Your spouse, children, friends, colleagues?
Every one of those relationships are important and each have their own “bank” account. That is to say just because you are fantastic and invested into your relationship with your closest friend, doesn’t mean that your children feel the same investment into the relationship you have with them.
Let me repeat that, because this is an important point. Each relationship has a completely different account and the funds are non-transferable.
The mistake I make is that I get a false sense of security in the relationship with my family based upon the value I bring to my job. I don’t know how many times I’ve walked into my house at night and the only thing I talk about for the first hour is how much I accomplished at work, as if this had something to do with the relationship with my wife and kids.

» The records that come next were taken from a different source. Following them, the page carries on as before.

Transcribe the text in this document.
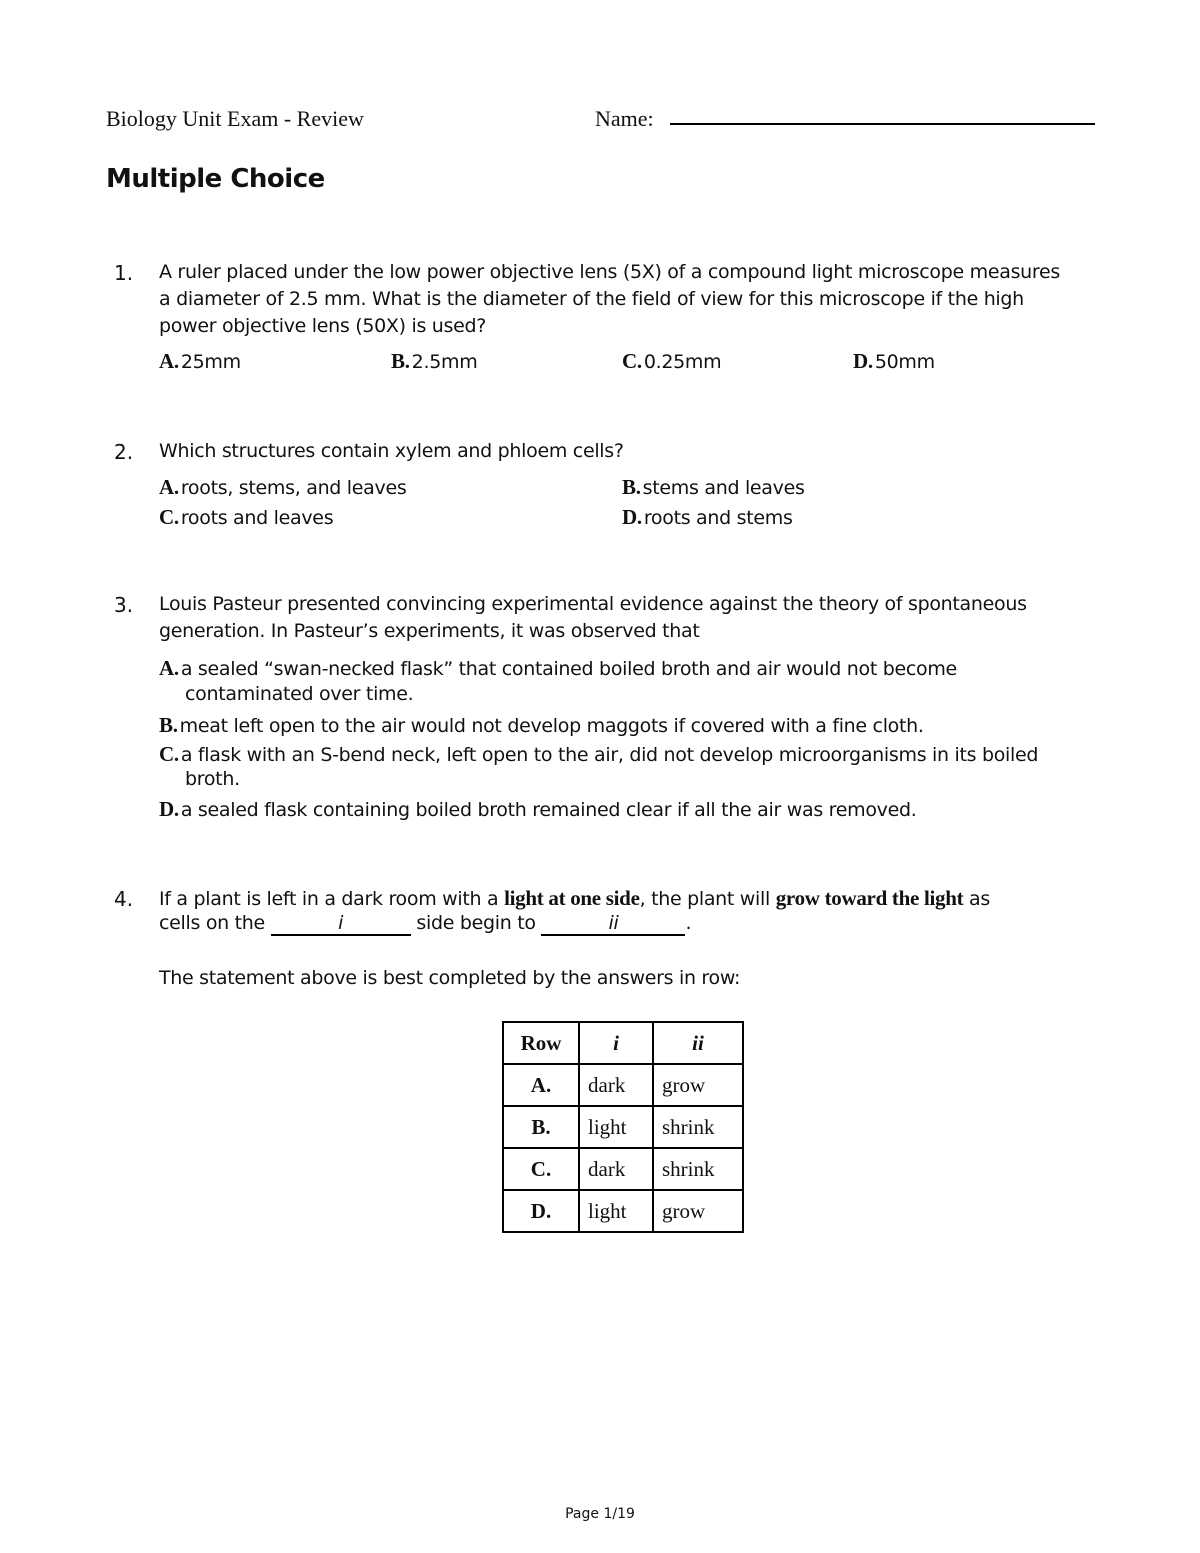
Biology Unit Exam - Review	Name:
Multiple Choice
1. A ruler placed under the low power objective lens (5X) of a compound light microscope measures
a diameter of 2.5 mm. What is the diameter of the field of view for this microscope if the high
power objective lens (50X) is used?
A. 25mm	B. 2.5mm	C. 0.25mm	D. 50mm
2. Which structures contain xylem and phloem cells?
A. roots, stems, and leaves	B. stems and leaves
C. roots and leaves	D. roots and stems
3. Louis Pasteur presented convincing experimental evidence against the theory of spontaneous
generation. In Pasteur’s experiments, it was observed that
A. a sealed “swan-necked flask” that contained boiled broth and air would not become
contaminated over time.
B. meat left open to the air would not develop maggots if covered with a fine cloth.
C. a flask with an S-bend neck, left open to the air, did not develop microorganisms in its boiled
broth.
D. a sealed flask containing boiled broth remained clear if all the air was removed.
4. If a plant is left in a dark room with a light at one side, the plant will grow toward the light as
cells on the	i	side begin to	ii	.
The statement above is best completed by the answers in row:
Row	i	ii
A.	dark	grow
B.	light	shrink
C.	dark	shrink
D.	light	grow
Page 1/19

Silly but I think many of us do the same thing. Now, let’s flip that around. The next time you want to ask for a raise, consider taking this approach with your boss. Explain to him how much you’ve accomplished at home, by mowing the lawn, doing dishes, folding laundry and fixing the leak under the sink. Do you think your boss would see the value and justification to provide you a raise?
To further this analogy, some of our relationship accounts are interest bearing while others have diminishing return. So invest wisely. Some relationships drain your energy and leave with nothing left to give to others. While investing time with positive, outgoing people will actually give you energy and enthusiasm for life. Find these relationships and spend as much time as you can with them as they will add significantly more value to you over time.
The point is this: be present and strategically build each relationship one at a time and seek out and spend time with those individuals that add value to you and you to them.